The companies that comprise our BE industrial/service companies list produced revenues of $19.1 billion in 2012 versus $18.7 billion in 2011—a lackluster 2% spike. With Maryland Heights, Missouri-based World Wide Technology Inc. retaining the No. 1 spot with $5 billion in revenues, the top 20 highest-grossing leaders of this pack can be found among information technology, auto parts manufacturing, and foods services.
The nation’s 60 largest black-owned auto dealers have revved up from the industry’s rebound, collectively grossing $7.2 billion in 2012. The overall numbers of black-owned franchises, have not grown since pre-crash years though.
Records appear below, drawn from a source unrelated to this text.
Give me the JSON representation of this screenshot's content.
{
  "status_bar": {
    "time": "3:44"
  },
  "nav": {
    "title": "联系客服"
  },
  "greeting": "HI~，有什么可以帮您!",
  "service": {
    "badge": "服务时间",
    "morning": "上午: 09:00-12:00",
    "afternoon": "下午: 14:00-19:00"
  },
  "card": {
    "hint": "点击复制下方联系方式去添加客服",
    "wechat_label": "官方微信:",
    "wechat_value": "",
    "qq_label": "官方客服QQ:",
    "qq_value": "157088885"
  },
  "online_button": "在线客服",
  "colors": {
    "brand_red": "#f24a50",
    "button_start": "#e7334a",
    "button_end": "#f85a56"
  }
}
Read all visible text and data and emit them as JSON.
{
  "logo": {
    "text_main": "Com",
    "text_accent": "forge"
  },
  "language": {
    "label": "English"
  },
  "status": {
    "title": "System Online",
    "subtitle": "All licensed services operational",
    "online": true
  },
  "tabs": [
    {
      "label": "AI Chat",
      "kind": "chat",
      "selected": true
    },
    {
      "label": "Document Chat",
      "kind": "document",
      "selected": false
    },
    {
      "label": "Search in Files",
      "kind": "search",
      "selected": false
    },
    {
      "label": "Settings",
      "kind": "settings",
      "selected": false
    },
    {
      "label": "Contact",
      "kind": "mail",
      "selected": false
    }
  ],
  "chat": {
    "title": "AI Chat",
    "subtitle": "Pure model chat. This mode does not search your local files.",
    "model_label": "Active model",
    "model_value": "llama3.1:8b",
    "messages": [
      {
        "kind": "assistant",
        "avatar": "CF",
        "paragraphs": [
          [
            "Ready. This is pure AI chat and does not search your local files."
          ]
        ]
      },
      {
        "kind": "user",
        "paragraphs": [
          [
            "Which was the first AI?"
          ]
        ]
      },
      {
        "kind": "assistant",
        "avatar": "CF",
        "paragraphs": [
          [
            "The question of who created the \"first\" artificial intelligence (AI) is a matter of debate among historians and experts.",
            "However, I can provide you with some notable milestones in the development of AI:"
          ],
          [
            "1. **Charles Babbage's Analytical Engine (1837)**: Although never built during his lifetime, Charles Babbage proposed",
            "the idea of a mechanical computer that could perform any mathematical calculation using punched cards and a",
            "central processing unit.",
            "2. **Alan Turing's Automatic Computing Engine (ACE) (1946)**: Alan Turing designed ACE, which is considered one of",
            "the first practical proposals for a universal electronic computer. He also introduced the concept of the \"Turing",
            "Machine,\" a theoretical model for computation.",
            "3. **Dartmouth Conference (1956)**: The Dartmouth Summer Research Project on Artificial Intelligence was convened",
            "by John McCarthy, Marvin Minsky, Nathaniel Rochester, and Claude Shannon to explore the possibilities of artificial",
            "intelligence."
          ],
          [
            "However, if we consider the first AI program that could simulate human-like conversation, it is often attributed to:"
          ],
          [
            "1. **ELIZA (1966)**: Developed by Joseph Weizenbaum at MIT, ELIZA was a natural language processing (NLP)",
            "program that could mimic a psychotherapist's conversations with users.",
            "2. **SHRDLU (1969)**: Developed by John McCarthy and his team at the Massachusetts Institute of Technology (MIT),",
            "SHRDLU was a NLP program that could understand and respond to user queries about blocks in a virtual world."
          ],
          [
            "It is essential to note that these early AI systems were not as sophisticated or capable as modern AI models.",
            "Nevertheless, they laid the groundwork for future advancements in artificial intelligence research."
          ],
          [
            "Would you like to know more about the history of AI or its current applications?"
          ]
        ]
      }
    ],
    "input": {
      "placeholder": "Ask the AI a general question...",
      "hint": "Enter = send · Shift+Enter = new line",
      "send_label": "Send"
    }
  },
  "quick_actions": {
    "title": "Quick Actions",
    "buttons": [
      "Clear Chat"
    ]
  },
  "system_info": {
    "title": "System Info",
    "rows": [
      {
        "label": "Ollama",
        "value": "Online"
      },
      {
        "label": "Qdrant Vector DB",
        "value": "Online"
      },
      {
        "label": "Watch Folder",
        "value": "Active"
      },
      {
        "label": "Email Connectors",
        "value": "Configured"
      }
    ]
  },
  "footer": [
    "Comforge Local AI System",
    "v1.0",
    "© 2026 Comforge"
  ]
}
Black-owned advertising agencies remain challenged by larger, well-heeled Madison Avenue competitors that have encroached on the multicultural space. A few innovative be firms secured clients through multiplatform campaigns and content creation. Most, however, remained resilient as revenues grew 3.4%, from $278 million in 2011 to $287.5 million in 2012.
As for the financial services industry, some firms stalled while others took off. For instance, be banks declined in all financial measures year-to-year, including a 2.9% drop in both assets—$5.62 billion in 2011 to $5.46 billion in 2012—and capital—$488 million in 2011 to $474 million in 2012. And within the private equity arena, the number of viable black-owned firms slid to 14—a new configuration for that listing. The brightest spot within the sector was the performance of be asset managers: Beneficiaries of bullish but turbulent markets, they realized nearly a 10% bump in assets under management, from $107 billion in 2011 to $118 billion in 2012.
Moving forward, CEOs have to demonstrate a new level of inventiveness. That’s what it will take for the be 100s to enter and stay in the winner’s circle.